In a survey conducted by Forsense in February 2016, half the respondents considered climate change to be a major risk for the future of humanity. Many of the sources of danger seen as particularly serious were associated with natural and environmental challenges. The lack of drinking water fit for human consumption was in third place among the most frequently mentioned dangers.

In recent years, Forsense has conducted a number of surveys to assess public opinion concerning the risks threatening the future of humanity. In the study conducted in 2013 and repeated in the autumn of 2014, respondents were asked to pick and rank three items from a list of nine economic and environmental problems facing human civilization: the ones that they believed would present the greatest challenges in the next 20 years. In both surveys, extreme climate and weather conditions were marked as the top issue by most people.

The survey conducted in May 2015 showed that half the respondents are concerned about the extreme effect of climate change on the life of humankind. Knowing that, it is understandable that in the latest survey, climate change was ranked first among 12 risks by most people, with almost half the respondents putting it in one of the top three places. The ’premier’ position of climate change is explained by people’s personal experience as well as the fact that the consequences of the phenomenon increasingly appear in the news and in the various media. The second highest ranked risk was mass migration, which is clearly connected to the refugee crisis that has now continued for almost a year.

All in all, the survey identified five exceptionally important risks, seen as significant by at least 30 percent of the respondents. Two of those – climate change and the lack of drinking water fit for human consumption – is largely related to nature in its impact, while the other three have closer ties to social and political events and processes. Five additional risks were also mentioned by a significant proportion of respondents, which at present primarily impact the Third World.

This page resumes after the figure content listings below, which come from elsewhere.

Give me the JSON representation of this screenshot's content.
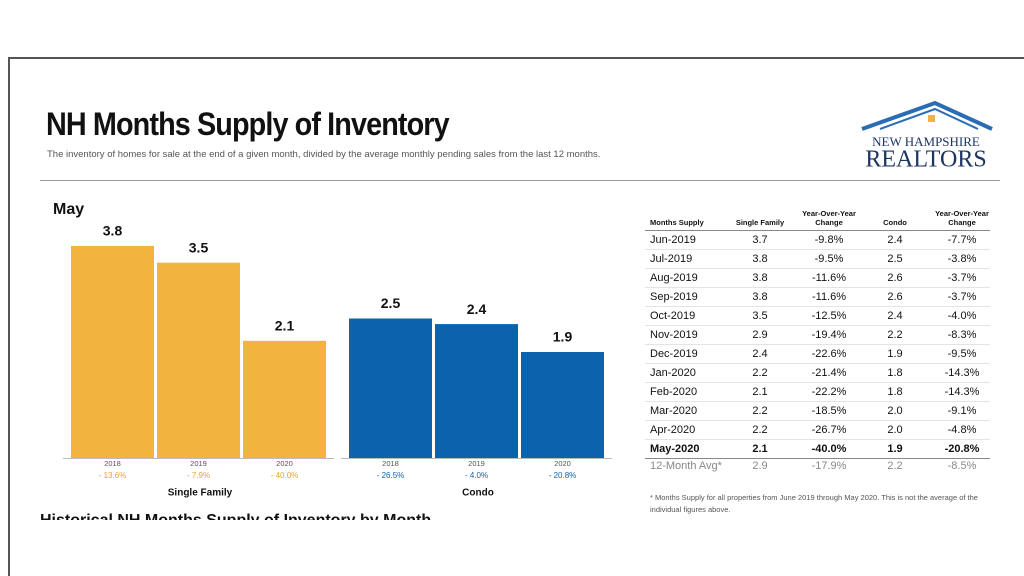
{
  "header": {
    "title": "NH Months Supply of Inventory",
    "subtitle": "The inventory of homes for sale at the end of a given month, divided by the average monthly pending sales from the last 12 months.",
    "logo_top": "NEW HAMPSHIRE",
    "logo_bottom": "REALTORS"
  },
  "chart_data": {
    "type": "bar",
    "title": "May",
    "groups": [
      {
        "name": "Single Family",
        "color": "#f2b43e",
        "categories": [
          "2018",
          "2019",
          "2020"
        ],
        "values": [
          3.8,
          3.5,
          2.1
        ],
        "changes": [
          "- 13.6%",
          "- 7.9%",
          "- 40.0%"
        ],
        "change_color": "#e8a22a"
      },
      {
        "name": "Condo",
        "color": "#0b63ad",
        "categories": [
          "2018",
          "2019",
          "2020"
        ],
        "values": [
          2.5,
          2.4,
          1.9
        ],
        "changes": [
          "- 26.5%",
          "- 4.0%",
          "- 20.8%"
        ],
        "change_color": "#0b63ad"
      }
    ]
  },
  "table": {
    "header": [
      "Months Supply",
      "Single Family",
      "Year-Over-Year Change",
      "Condo",
      "Year-Over-Year Change"
    ],
    "rows": [
      [
        "Jun-2019",
        "3.7",
        "-9.8%",
        "2.4",
        "-7.7%"
      ],
      [
        "Jul-2019",
        "3.8",
        "-9.5%",
        "2.5",
        "-3.8%"
      ],
      [
        "Aug-2019",
        "3.8",
        "-11.6%",
        "2.6",
        "-3.7%"
      ],
      [
        "Sep-2019",
        "3.8",
        "-11.6%",
        "2.6",
        "-3.7%"
      ],
      [
        "Oct-2019",
        "3.5",
        "-12.5%",
        "2.4",
        "-4.0%"
      ],
      [
        "Nov-2019",
        "2.9",
        "-19.4%",
        "2.2",
        "-8.3%"
      ],
      [
        "Dec-2019",
        "2.4",
        "-22.6%",
        "1.9",
        "-9.5%"
      ],
      [
        "Jan-2020",
        "2.2",
        "-21.4%",
        "1.8",
        "-14.3%"
      ],
      [
        "Feb-2020",
        "2.1",
        "-22.2%",
        "1.8",
        "-14.3%"
      ],
      [
        "Mar-2020",
        "2.2",
        "-18.5%",
        "2.0",
        "-9.1%"
      ],
      [
        "Apr-2020",
        "2.2",
        "-26.7%",
        "2.0",
        "-4.8%"
      ],
      [
        "May-2020",
        "2.1",
        "-40.0%",
        "1.9",
        "-20.8%"
      ]
    ],
    "footer": [
      "12-Month Avg*",
      "2.9",
      "-17.9%",
      "2.2",
      "-8.5%"
    ]
  },
  "footnote": "* Months Supply for all properties from June 2019 through May 2020. This is not the average of the individual figures above.",
  "next_section": "Historical NH Months Supply of Inventory by Month"
}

Although not decisively, the individual risk factors that people mention do exhibit a correlation with the socio-economic status of respondents. The data set indicates that educational qualifications are the most important factor: those with less schooling often structure the individual risks according to a completely different pattern to those with secondary or even higher education qualifications. Those who have not completed secondary school are most afraid of mass migration (39 percent), with only 37 percent mentioning climate change, while among graduates, 53 percent mentioned climate change (and that item ranked well above all the others among people with higher educational and even secondary qualifications). We observed that, compared to people with higher qualifications, those with a lower level of education find the factors with a spectacular presence in the media to be more dangerous (such as terrorist actions, epidemics and natural disasters), while a greater proportion of those with higher qualifications mention factors whose comprehension requires a wider scope of knowledge (climate change, overpopulation, and the loss of community values that are important for mankind).

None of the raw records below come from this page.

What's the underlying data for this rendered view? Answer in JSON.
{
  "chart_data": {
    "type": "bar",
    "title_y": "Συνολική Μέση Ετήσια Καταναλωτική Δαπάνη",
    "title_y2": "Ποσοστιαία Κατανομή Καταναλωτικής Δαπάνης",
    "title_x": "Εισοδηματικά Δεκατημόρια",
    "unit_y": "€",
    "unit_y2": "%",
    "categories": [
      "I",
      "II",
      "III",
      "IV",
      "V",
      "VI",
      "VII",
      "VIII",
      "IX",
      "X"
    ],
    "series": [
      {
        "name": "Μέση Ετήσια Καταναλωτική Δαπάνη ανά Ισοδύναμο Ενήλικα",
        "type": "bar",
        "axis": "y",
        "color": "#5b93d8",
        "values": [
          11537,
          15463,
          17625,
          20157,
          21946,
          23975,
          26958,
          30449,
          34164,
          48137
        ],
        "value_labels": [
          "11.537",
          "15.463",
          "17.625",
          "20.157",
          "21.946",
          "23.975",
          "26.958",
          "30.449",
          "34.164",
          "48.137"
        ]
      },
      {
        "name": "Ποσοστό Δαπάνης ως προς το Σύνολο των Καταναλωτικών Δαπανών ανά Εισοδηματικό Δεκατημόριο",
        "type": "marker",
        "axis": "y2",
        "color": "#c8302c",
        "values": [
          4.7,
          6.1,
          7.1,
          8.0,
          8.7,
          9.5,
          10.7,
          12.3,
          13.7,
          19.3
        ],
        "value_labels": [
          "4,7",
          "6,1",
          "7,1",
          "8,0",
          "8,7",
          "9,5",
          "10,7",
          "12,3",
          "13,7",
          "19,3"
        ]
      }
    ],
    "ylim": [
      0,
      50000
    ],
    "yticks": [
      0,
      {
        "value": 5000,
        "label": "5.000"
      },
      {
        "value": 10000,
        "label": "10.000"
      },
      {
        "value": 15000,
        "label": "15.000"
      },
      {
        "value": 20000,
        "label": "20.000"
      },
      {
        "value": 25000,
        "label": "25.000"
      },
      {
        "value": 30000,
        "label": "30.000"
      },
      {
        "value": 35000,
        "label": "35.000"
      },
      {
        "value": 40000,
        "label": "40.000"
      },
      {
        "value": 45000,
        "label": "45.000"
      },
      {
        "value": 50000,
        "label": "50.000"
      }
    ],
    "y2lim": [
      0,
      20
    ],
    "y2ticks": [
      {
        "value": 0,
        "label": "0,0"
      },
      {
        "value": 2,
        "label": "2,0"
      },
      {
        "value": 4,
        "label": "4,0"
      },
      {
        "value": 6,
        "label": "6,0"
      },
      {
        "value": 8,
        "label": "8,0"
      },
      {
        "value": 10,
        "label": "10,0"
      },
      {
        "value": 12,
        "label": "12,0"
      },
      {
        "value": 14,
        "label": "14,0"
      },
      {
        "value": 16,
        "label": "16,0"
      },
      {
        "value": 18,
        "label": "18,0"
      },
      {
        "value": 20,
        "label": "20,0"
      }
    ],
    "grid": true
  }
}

A particularly high proportion of regular internet users mentioned climate change, while among those who obtain their information from the traditional media, particularly those who view television news, the fear of mass migration is overrepresented.

The frequency of individual risk factors primarily depends on the interest of respondents in ‘worldly matters’. In relation to that, the deepest rift is in terms of educational qualifications: the higher the level of education, the more likely the respondent is to realise the weight of the less visible, more remote and less mediatized risks such as climate change or overpopulation.